30 agosto 2024

Venezia 81 - El Jockey | Pooja, sir | Sanatorium

El Jockey

Eccolo qui, il film strano della mostra, quello che ammicca in ogni modo possibile al pubblico fin dai primi minuti, che ci mette dentro balletti per Tik Tok, scene a camera fissa che funzionano da condividere, mettici poi le tematiche LGBTQ+ e la presenza di Ursula Corbero meglio nota come Tokyo chiamata a ballare e mostrare la sua bellezza, e sono sicura che qualcuno ci cascherà.
Io no. 


Sarà che lo stile di fondo è quello sporco e misero (nel senso che mostra la miseria) dell'Argentina che fu, sarà per la storia, molto confusa, molto strana appunto: quella di un fantino dipendente da droghe e alcool che corre per degli strozzini che tengono la sua carriera in ostaggio che scappa, dopo un incidente che lo cambia e lo spinge a trovare un nuovo se stesso. In realtà, si tratta di un accumulo di scene una più folle dell'altra in cui camminare sulle pareti, partorire se stesso pur non pesando un grammo, sperando che la somma faccia un film valido.
Non per me, anche se le risate del pubblico e gli applausi finali mi fanno già temere il peggio.

Pooja, sir

In una nazione divisa fra piccole e grandi comunità, queste differenze e queste comunità vanno raccontate.
Il cinema nepalese ha capito come farlo puntando sui film di genere.
Così il rapimento di due bambini durante le proteste di una comunità emarginata durante la stesura di una nuova costituzione, sono il modo per raccontarle queste differenze e le contraddizioni in cui buoni e cattivi nemmeno la polizia riesce a identificarli con chiarezza.
Ad indagare, una poliziotta che preferisce l'uso del genere maschile , che ha una relazione con l'infermiera che si occupa del padre che sempre piange il figlio maschio che non c'è più. 
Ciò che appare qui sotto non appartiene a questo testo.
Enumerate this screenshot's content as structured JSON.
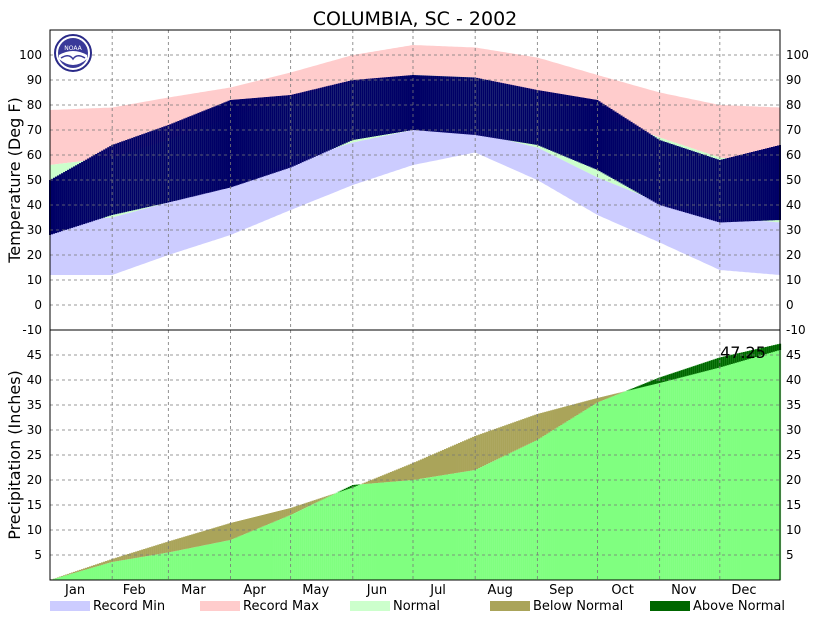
{
  "title": "COLUMBIA, SC - 2002",
  "logo_text": "NOAA",
  "final_precip_label": "47.25",
  "colors": {
    "record_min": "#ccccff",
    "record_max": "#ffcccc",
    "normal": "#ccffcc",
    "below_normal": "#aaa45a",
    "above_normal": "#006600",
    "actual_temp": "#000066",
    "precip_fill": "#80ff80",
    "grid": "#777777"
  },
  "legend": [
    {
      "label": "Record Min",
      "color": "#ccccff"
    },
    {
      "label": "Record Max",
      "color": "#ffcccc"
    },
    {
      "label": "Normal",
      "color": "#ccffcc"
    },
    {
      "label": "Below Normal",
      "color": "#aaa45a"
    },
    {
      "label": "Above Normal",
      "color": "#006600"
    }
  ],
  "chart_data": [
    {
      "type": "area",
      "ylabel": "Temperature (Deg F)",
      "ylim": [
        -10,
        110
      ],
      "y_ticks": [
        -10,
        0,
        10,
        20,
        30,
        40,
        50,
        60,
        70,
        80,
        90,
        100
      ],
      "x_ticks": [
        "Jan",
        "Feb",
        "Mar",
        "Apr",
        "May",
        "Jun",
        "Jul",
        "Aug",
        "Sep",
        "Oct",
        "Nov",
        "Dec"
      ],
      "grid": true,
      "x_day_of_year": [
        1,
        32,
        60,
        91,
        121,
        152,
        182,
        213,
        244,
        274,
        305,
        335,
        365
      ],
      "series": [
        {
          "name": "Record Max",
          "values": [
            78,
            79,
            83,
            87,
            93,
            100,
            104,
            103,
            99,
            92,
            85,
            80,
            79
          ]
        },
        {
          "name": "Record Min",
          "values": [
            12,
            12,
            20,
            28,
            38,
            48,
            56,
            61,
            50,
            36,
            25,
            14,
            12
          ]
        },
        {
          "name": "Normal High",
          "values": [
            56,
            59,
            66,
            75,
            83,
            89,
            92,
            91,
            85,
            76,
            67,
            59,
            56
          ]
        },
        {
          "name": "Normal Low",
          "values": [
            33,
            35,
            41,
            48,
            57,
            65,
            70,
            69,
            63,
            51,
            41,
            35,
            33
          ]
        },
        {
          "name": "Actual High",
          "values": [
            50,
            64,
            72,
            82,
            84,
            90,
            92,
            91,
            86,
            82,
            66,
            58,
            64
          ]
        },
        {
          "name": "Actual Low",
          "values": [
            28,
            36,
            41,
            47,
            55,
            66,
            70,
            68,
            64,
            54,
            40,
            33,
            34
          ]
        }
      ]
    },
    {
      "type": "area",
      "ylabel": "Precipitation (Inches)",
      "ylim": [
        0,
        50
      ],
      "y_ticks": [
        5,
        10,
        15,
        20,
        25,
        30,
        35,
        40,
        45
      ],
      "x_ticks": [
        "Jan",
        "Feb",
        "Mar",
        "Apr",
        "May",
        "Jun",
        "Jul",
        "Aug",
        "Sep",
        "Oct",
        "Nov",
        "Dec"
      ],
      "grid": true,
      "x_day_of_year": [
        1,
        32,
        60,
        91,
        121,
        152,
        182,
        213,
        244,
        274,
        305,
        335,
        365
      ],
      "series": [
        {
          "name": "Normal",
          "values": [
            0,
            4.2,
            7.7,
            11.4,
            14.4,
            18.5,
            23.4,
            28.8,
            33.2,
            36.4,
            39.4,
            42.5,
            46.0
          ]
        },
        {
          "name": "Actual",
          "values": [
            0,
            3.6,
            5.5,
            8.0,
            13.0,
            19.0,
            20.0,
            22.0,
            28.0,
            35.5,
            40.5,
            44.5,
            47.25
          ]
        }
      ]
    }
  ]
}
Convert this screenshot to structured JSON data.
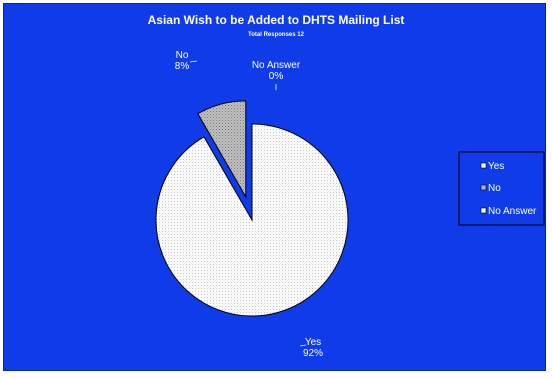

Si allunga leggermente la trama tra inseguimenti, depistaggi e un'indagine non certo a prova di legalità occidentale.
La verità emerge in fretta, ma il regista Deepak Rauniyar tiene a sottolineare come la corruzione e una visione chiusa della società imperi ancora. Quando si può dichiarare giustizia fatta se sono i deboli, pur sbagliando, a finire dietro le sbarre?

Sanatorium

Osannati nel circuito dei cinefili, omaggiati e ispirazione per registi come Christopher Nolan, i fratelli Quay io non li conoscevo.
Mi sono fatta convincere dalla brevità di questo lungometraggio dopo anni di corti, dall'uso misto di animazione, stop-motion e riprese dal vero.
Il risultato?
Qualcosa di troppo distante da me e dalla mia idea di cinema.


Si parla di tempo, di esperienza del tempo e ci si perde in questo tempo fra frame che si ripetono uguali, ancora e ancora e ancora, e una linearità che non è prevista.
La storia tratta da un racconto di Bruno Schulz ruota attorno a un figlio in visita al padre morente in un sanatorio, ma c'è molto, molto altro che non so spiegare.
I colori cupi se non assenti e il restare chiuso dentro se stesso non mi ha aiutato a capirci di più del cinema dei Quay Brothers.
Partirò dal documentario omonimo realizzato proprio da Nolan in occasione della ristampa da lui curata dei loro corti, un buon modo per farci pace.